No obstante, lo importante no fue la campaña ni mucho menos el resultado evidente de los comicios, sino lo que pasó después. El PRI no podía seguir negando que la farsa electoral fue, a tal punto grotesca, que López Portillo ya como presidente se vio obligado a responsabilizar a don Jesús Reyes Heroles de instrumentar una reforma política para estimular la participación popular y dotar de credibilidad al sistema electoral.

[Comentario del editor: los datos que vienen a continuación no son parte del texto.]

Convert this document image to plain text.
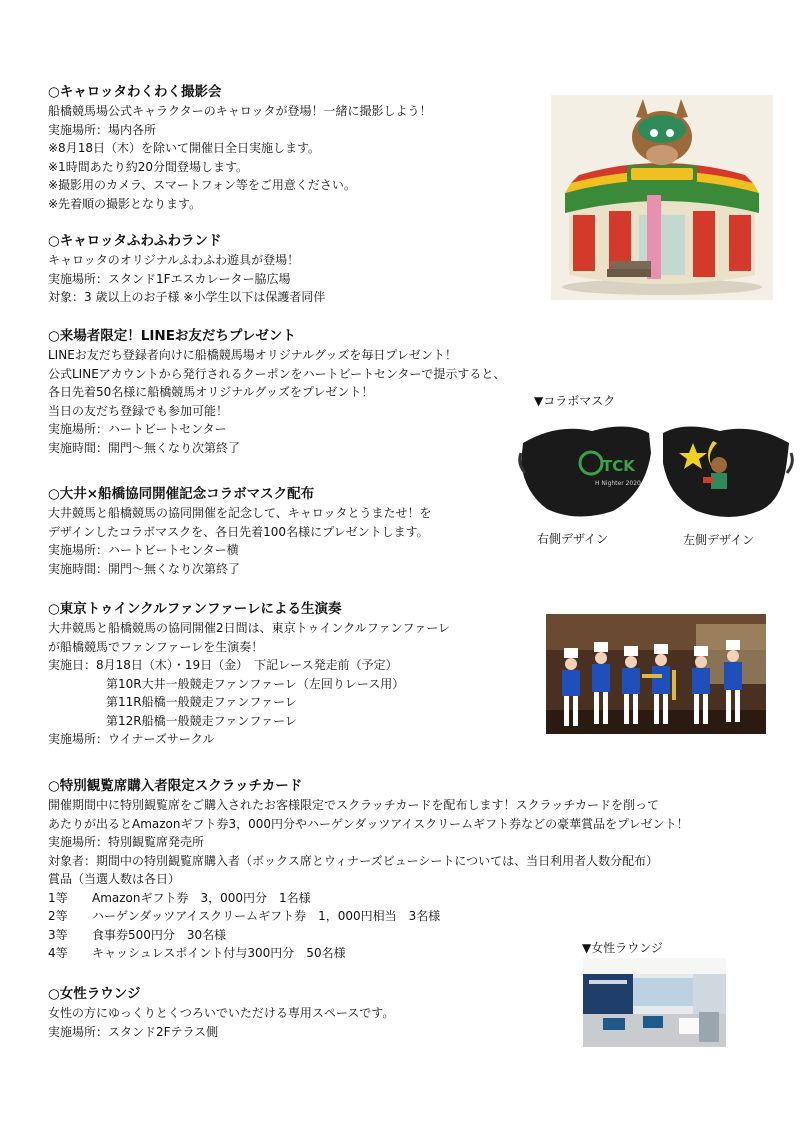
○キャロッタわくわく撮影会
船橋競馬場公式キャラクターのキャロッタが登場！一緒に撮影しよう！
実施場所：場内各所
※8月18日（木）を除いて開催日全日実施します。
※1時間あたり約20分間登場します。
※撮影用のカメラ、スマートフォン等をご用意ください。
※先着順の撮影となります。
○キャロッタふわふわランド
キャロッタのオリジナルふわふわ遊具が登場！
実施場所：スタンド1Fエスカレーター脇広場
対象：3 歳以上のお子様 ※小学生以下は保護者同伴
○来場者限定！LINEお友だちプレゼント
LINEお友だち登録者向けに船橋競馬場オリジナルグッズを毎日プレゼント！
公式LINEアカウントから発行されるクーポンをハートビートセンターで提示すると、
各日先着50名様に船橋競馬オリジナルグッズをプレゼント！
当日の友だち登録でも参加可能！
実施場所：ハートビートセンター
実施時間：開門～無くなり次第終了
○大井×船橋協同開催記念コラボマスク配布
大井競馬と船橋競馬の協同開催を記念して、キャロッタとうまたせ！を
デザインしたコラボマスクを、各日先着100名様にプレゼントします。
実施場所：ハートビートセンター横
実施時間：開門～無くなり次第終了
○東京トゥインクルファンファーレによる生演奏
大井競馬と船橋競馬の協同開催2日間は、東京トゥインクルファンファーレ
が船橋競馬でファンファーレを生演奏！
実施日：8月18日（木）・19日（金）　下記レース発走前（予定）
第10R大井一般競走ファンファーレ（左回りレース用）
第11R船橋一般競走ファンファーレ
第12R船橋一般競走ファンファーレ
実施場所：ウイナーズサークル
○特別観覧席購入者限定スクラッチカード
開催期間中に特別観覧席をご購入されたお客様限定でスクラッチカードを配布します！スクラッチカードを削って
あたりが出るとAmazonギフト券3，000円分やハーゲンダッツアイスクリームギフト券などの豪華賞品をプレゼント！
実施場所：特別観覧席発売所
対象者：期間中の特別観覧席購入者（ボックス席とウィナーズビューシートについては、当日利用者人数分配布）
賞品（当選人数は各日）
1等 Amazonギフト券　3，000円分　1名様
2等 ハーゲンダッツアイスクリームギフト券　1，000円相当　3名様
3等 食事券500円分　30名様
4等 キャッシュレスポイント付与300円分　50名様
○女性ラウンジ
女性の方にゆっくりとくつろいでいただける専用スペースです。
実施場所：スタンド2Fテラス側
▼コラボマスク
TCK
H Nighter 2020
右側デザイン	左側デザイン
▼女性ラウンジ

Estamos hablando de un México diferente (¿o no tanto?) donde no había un solo gobierno de oposición en los estados y la oposición no tenía ni un solo senador, buena parte de los medios de comunicación estaban controlados y se rendía homenaje verbal a la libertad de expresión para atropellarla siempre que incomodase al poder. La oposición tenía uno que otro diputado políticamente gritón pero inofensivo, nomás por no dejar, para que el gobierno pudiera disimular su hegemonía y presumir que México era una vibrante democracia popular. Y nadie se reía. No había ningún factor real de poder (hoy se dice ningún poder fáctico) capaz de obligar al PRI a modificar su conducta. No hubo protestas ni manifestaciones masivas en la calle exigiendo la modificación del sistema electoral, en el cual los mexicanos informados de todas maneras no creían.

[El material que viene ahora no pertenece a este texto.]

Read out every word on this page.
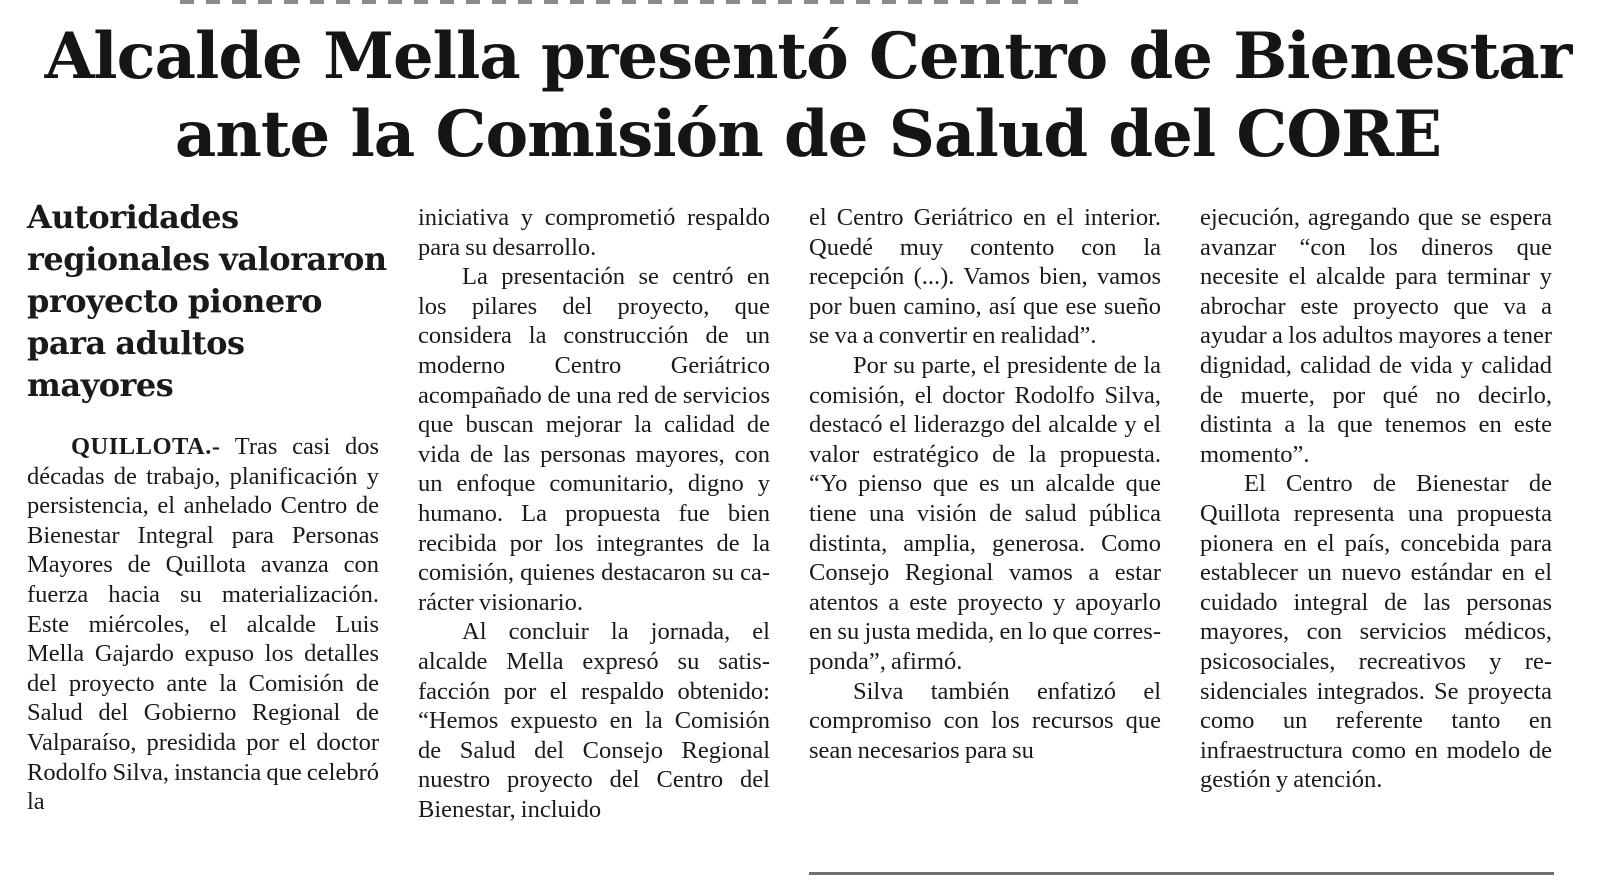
Alcalde Mella presentó Centro de Bienestar
ante la Comisión de Salud del CORE
Autoridades regionales valoraron proyecto pionero para adultos mayores

QUILLOTA.- Tras casi dos décadas de trabajo, planificación y persistencia, el anhelado Centro de Bienestar Integral para Personas Mayores de Quillota avanza con fuerza hacia su materialización. Este miércoles, el alcalde Luis Mella Gajardo expuso los detalles del proyecto ante la Comisión de Salud del Gobierno Regional de Valparaíso, presidida por el doctor Rodolfo Silva, instancia que celebró la

iniciativa y comprometió respaldo para su desarrollo.

La presentación se centró en los pilares del proyecto, que considera la construcción de un moderno Centro Geriátrico acompañado de una red de servicios que buscan mejorar la calidad de vida de las personas mayores, con un enfoque comunitario, digno y humano. La propuesta fue bien recibida por los integrantes de la comisión, quienes destacaron su carácter visionario.

Al concluir la jornada, el alcalde Mella expresó su satisfacción por el respaldo obtenido: “Hemos expuesto en la Comisión de Salud del Consejo Regional nuestro proyecto del Centro del Bienestar, incluido

el Centro Geriátrico en el interior. Quedé muy contento con la recepción (...). Vamos bien, vamos por buen camino, así que ese sueño se va a convertir en realidad”.

Por su parte, el presidente de la comisión, el doctor Rodolfo Silva, destacó el liderazgo del alcalde y el valor estratégico de la propuesta. “Yo pienso que es un alcalde que tiene una visión de salud pública distinta, amplia, generosa. Como Consejo Regional vamos a estar atentos a este proyecto y apoyarlo en su justa medida, en lo que corresponda”, afirmó.

Silva también enfatizó el compromiso con los recursos que sean necesarios para su

ejecución, agregando que se espera avanzar “con los dineros que necesite el alcalde para terminar y abrochar este proyecto que va a ayudar a los adultos mayores a tener dignidad, calidad de vida y calidad de muerte, por qué no decirlo, distinta a la que tenemos en este momento”.

El Centro de Bienestar de Quillota representa una propuesta pionera en el país, concebida para establecer un nuevo estándar en el cuidado integral de las personas mayores, con servicios médicos, psicosociales, recreativos y residenciales integrados. Se proyecta como un referente tanto en infraestructura como en modelo de gestión y atención.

Fue el mismo régimen que se quedó solo en su fiesta, como el niño consentido al que ninguno de sus compañeros de la escuela soporta y lo dejan solo en su festejo de cumpleaños. Ese aislamiento, esa falta de credibilidad, y tamaña exhibición ante el mundo, produjo remordimientos en el priismo y le obligó a corregir el rumbo, aunque sea para no proyectar tanto descaro. Sí, la elección se llevó a cabo de todos modos y claro que López Portillo fue presidente. No obstante, la propia exhibición ostentosa de la farsa la desacreditó. Como el AIFA, ese aeropuerto que sigue sin ser utilizado a plenitud por más propaganda oficialista que lo promueva. Es mi última esperanza. Claro que el régimen gastará millones en una elección fraudulenta. Claro que los ganadores ya están decididos. Claro que el atraco se consumará sin importar lo que digan las columnas de opinión o juristas expertos.

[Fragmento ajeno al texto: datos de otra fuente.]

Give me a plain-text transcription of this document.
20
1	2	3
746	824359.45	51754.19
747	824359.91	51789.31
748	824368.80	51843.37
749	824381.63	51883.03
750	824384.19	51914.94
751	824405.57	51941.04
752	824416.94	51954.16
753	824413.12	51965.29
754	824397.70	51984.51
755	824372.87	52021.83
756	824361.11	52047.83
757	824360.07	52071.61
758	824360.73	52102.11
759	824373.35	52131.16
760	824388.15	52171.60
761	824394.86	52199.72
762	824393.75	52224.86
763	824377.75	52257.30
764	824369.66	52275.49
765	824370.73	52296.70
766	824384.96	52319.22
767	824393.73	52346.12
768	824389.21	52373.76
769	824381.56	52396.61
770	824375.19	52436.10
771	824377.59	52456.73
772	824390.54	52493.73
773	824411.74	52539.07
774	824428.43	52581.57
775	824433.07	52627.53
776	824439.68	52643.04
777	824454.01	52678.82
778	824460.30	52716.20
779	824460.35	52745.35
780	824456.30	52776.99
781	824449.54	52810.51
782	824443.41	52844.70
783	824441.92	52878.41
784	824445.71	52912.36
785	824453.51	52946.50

Claro que numerosos espacios serán ocupados por la delincuencia organizada, aliada de este nuevo sistema político. Y sin embargo, entre menos gente vote, debería quedar claro que la izquierda mexicana en su evolución y su llegada al gobierno, fue todo, menos democrática. Ojalá les dé un poco de remordimiento su propio exceso, para que en los próximos años corrijan este desastre. López Portillo fue el presidente que presumió “el orgullo de su nepotismo”, quien quebró la economía sin perdonar la frase estúpida de que los mexicanos íbamos a acostumbrarnos a “administrar la abundancia”. El mismo que “defendería al peso como un perro” antes de su devaluación y el que impuso como secretaria de estado a su amante. El presidente de los monstruosos escándalos de corrupción de su amigo el Negro Durazo. Ese mismo personaje, pedante y pretencioso, sintió remordimientos de la farsa electoral que lo llevó a la presidencia. En otras palabras, hasta López Portillo y el PRI de los años 70 tuvieron más vergüenza y decoro que ustedes, queridos izquierdistas.